In a lengthy statement, the secretary of state had attempted to limit the damage as she told reporters the United States "deeply regrets" the release of the 250,000 diplomatic cables, all apparently from the State Department.
"This disclosure is not just an attack on America's foreign policy interests. It is an attack on the international community," Clinton said, following talks in Washington with Turkey's foreign minister.
|View of the WikiLeaks homepage taken in Washington.|
"We are taking aggressive steps to hold responsible those who stole this information" and to prevent future disclosures, she added.
The flood of leaked US diplomatic cables -- most of which date from between 2007 and February 2010 -- has revealed secret details and indiscreet asides on some of the world's most tense international issues.
WikiLeaks gave the cables to journalists from five Western publications several weeks ago, and they are being released on the Internet in stages.
On Monday the British Telegraph newspaper published an August 2009 cable quoting a businessman with close ties to Iranian elites as saying that Ayatollah Ali Khamenei has a rare form of leukemia and would soon be dead.
Another cable from last year said China, long North Korea's protector, found Pyongyang's nuclear weapons "very troublesome" and would accept reunification after the eventual collapse of Kim Jong-Il's regime.
Earlier highlights included a call by Saudi King Abdullah for the United States to "cut off the head" of the Iranian snake over its nuclear program and leaked memos about a Chinese government bid to hack into Google.
WikiLeaks creator Julian Assange described the mass of documentation as a "diplomatic history of the United States" covering "every major issue."
But White House spokesman Robert Gibbs fired back on Monday, calling WikiLeaks and others who leak documents "criminals, first and foremost."
He added, however, that he did not believe the release "impacts our ability to conduct a foreign policy that moves our interests forward."
US Attorney General Eric Holder said there was an "ongoing criminal investigation" of the leaks and vowed to pursue Assange, an Australian believed to be living in Europe, if he is found to have violated US law.
Despite a last-minute cyber attack claimed by a private computer hacker, WikiLeaks on Sunday began publishing 251,287 cables -- 15,652 of which are classified "secret" -- on http://cablegate.wikileaks.org.

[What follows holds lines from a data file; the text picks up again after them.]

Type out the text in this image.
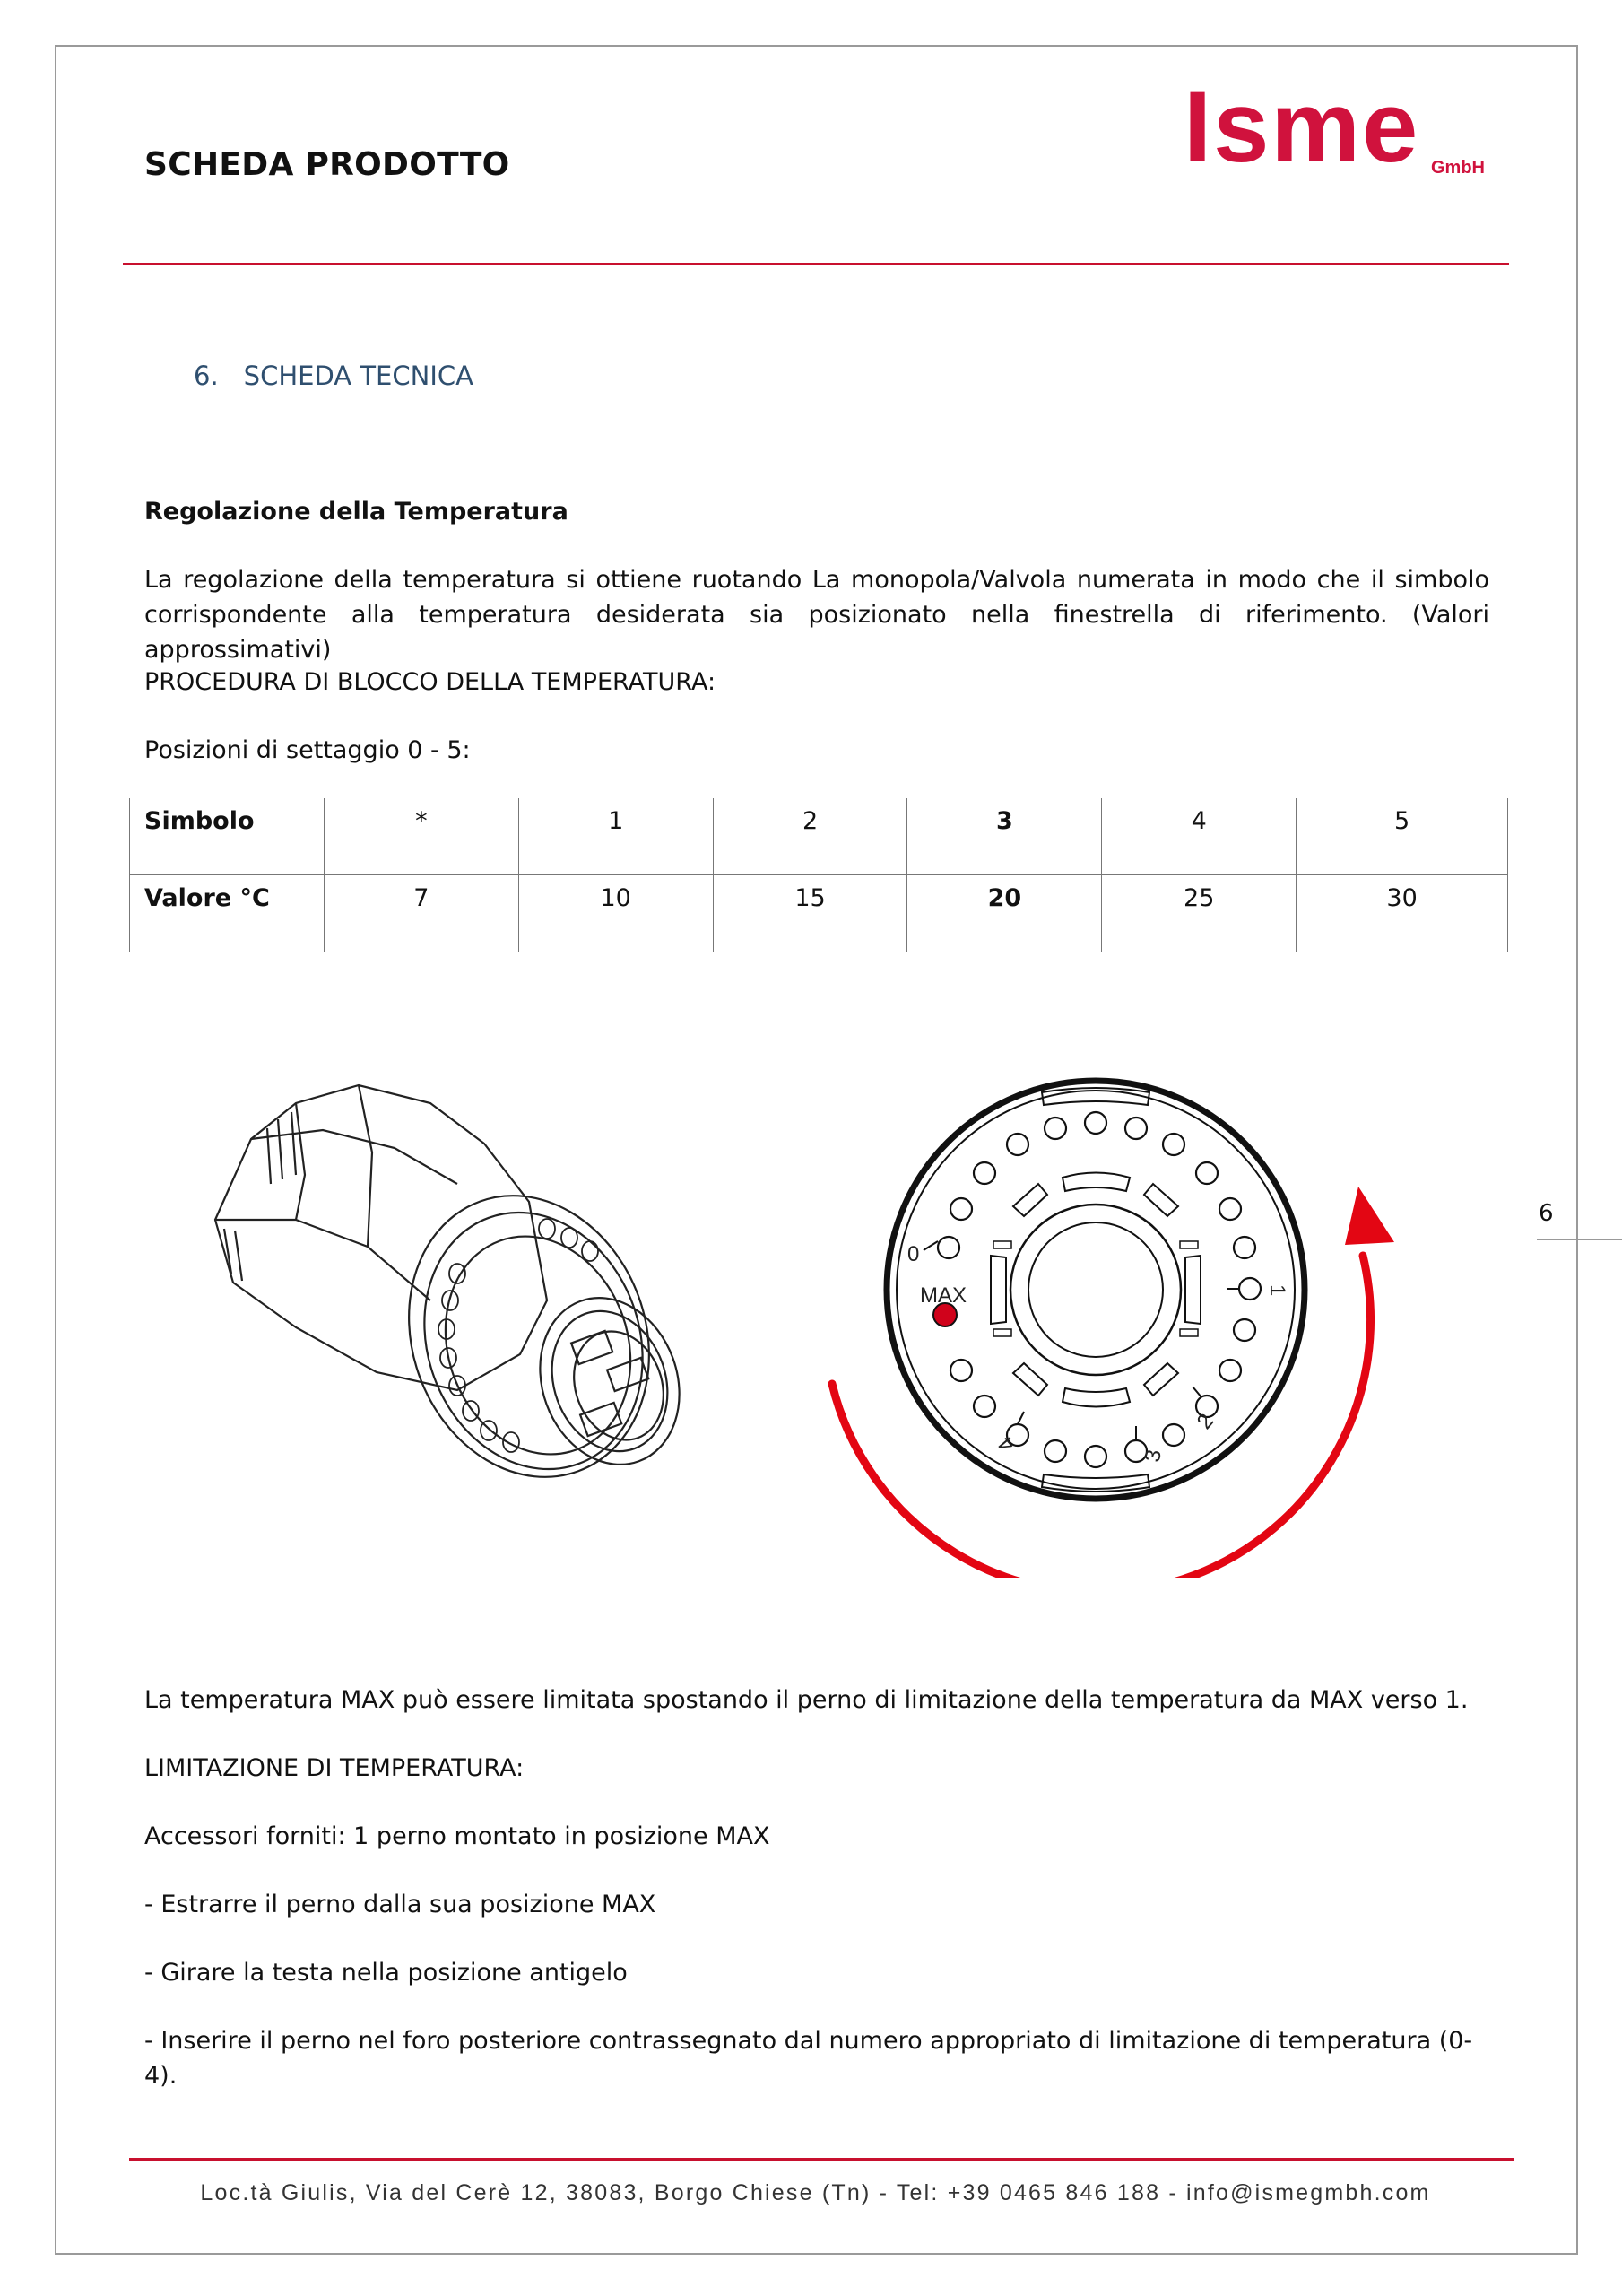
SCHEDA PRODOTTO	Isme GmbH
6. SCHEDA TECNICA
Regolazione della Temperatura
La regolazione della temperatura si ottiene ruotando La monopola/Valvola numerata in modo che il simbolo corrispondente alla temperatura desiderata sia posizionato nella finestrella di riferimento. (Valori approssimativi)
PROCEDURA DI BLOCCO DELLA TEMPERATURA:
Posizioni di settaggio 0 - 5:
Simbolo	*	1	2	3	4	5
Valore °C	7	10	15	20	25	30
0
MAX	1
2
3
4
6
La temperatura MAX può essere limitata spostando il perno di limitazione della temperatura da MAX verso 1.
LIMITAZIONE DI TEMPERATURA:
Accessori forniti: 1 perno montato in posizione MAX
- Estrarre il perno dalla sua posizione MAX
- Girare la testa nella posizione antigelo
- Inserire il perno nel foro posteriore contrassegnato dal numero appropriato di limitazione di temperatura (0-4).
Loc.tà Giulis, Via del Cerè 12, 38083, Borgo Chiese (Tn) - Tel: +39 0465 846 188 - info@ismegmbh.com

US officials had raced to contain the fallout last week by warning more than a dozen governments but refused to negotiate with WikiLeaks.

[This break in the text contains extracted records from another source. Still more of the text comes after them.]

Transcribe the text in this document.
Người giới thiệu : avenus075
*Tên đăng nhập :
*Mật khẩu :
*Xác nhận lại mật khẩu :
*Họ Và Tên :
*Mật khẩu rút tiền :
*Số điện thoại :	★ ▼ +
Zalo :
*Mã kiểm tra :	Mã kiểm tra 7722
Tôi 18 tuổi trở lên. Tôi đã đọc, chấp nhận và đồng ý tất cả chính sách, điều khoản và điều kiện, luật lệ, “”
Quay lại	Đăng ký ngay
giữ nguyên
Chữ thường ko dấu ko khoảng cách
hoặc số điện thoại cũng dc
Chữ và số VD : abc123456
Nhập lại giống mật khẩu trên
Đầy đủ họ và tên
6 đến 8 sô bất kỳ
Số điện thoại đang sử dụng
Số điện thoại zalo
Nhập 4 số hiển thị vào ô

Iranian President Mahmoud Ahmadinejad, whose policies are the subject of many of the memos, dismissed them as "worthless" and "mischief" which would not affect Tehran's relations with its Arab neighbors.
Afghanistan insisted its relations with the United States would not be affected by cables portraying President Hamid Karzai as a paranoid conspiracy theorist and his brother as a corrupt drugs baron.
Russia likewise tried to play down US diplomats' reported assessment of the country as "a virtual mafia state" where President Dmitry Medvedev plays "Robin" to Prime Minister Vladimir Putin's "Batman."
"There is nothing new or deserving a comment," Kremlin spokeswoman Yulia Timakov was quoted as saying by Russian news agencies.
An unidentified Kremlin official also downplayed the leaks, telling a local paper that "our own diplomats are sometimes just as open in their own private messages to each other."
Israel emerged as a surprising beneficiary, with senior officials saying that the leaks vindicated the Jewish state's position as they exposed widespread Arab concern over Iran's nuclear program.
US officials have not confirmed the source of the leaks, but suspicion has fallen on Bradley Manning, a former army intelligence analyst arrested after the release of a video showing air strikes that killed reporters in Iraq.
WikiLeaks argues that its first two document dumps -- nearly 500,000 US military reports from 2004 to 2009 -- shed light on abuses in Afghanistan and Iraq, and denies any individual has been harmed by its disclosures.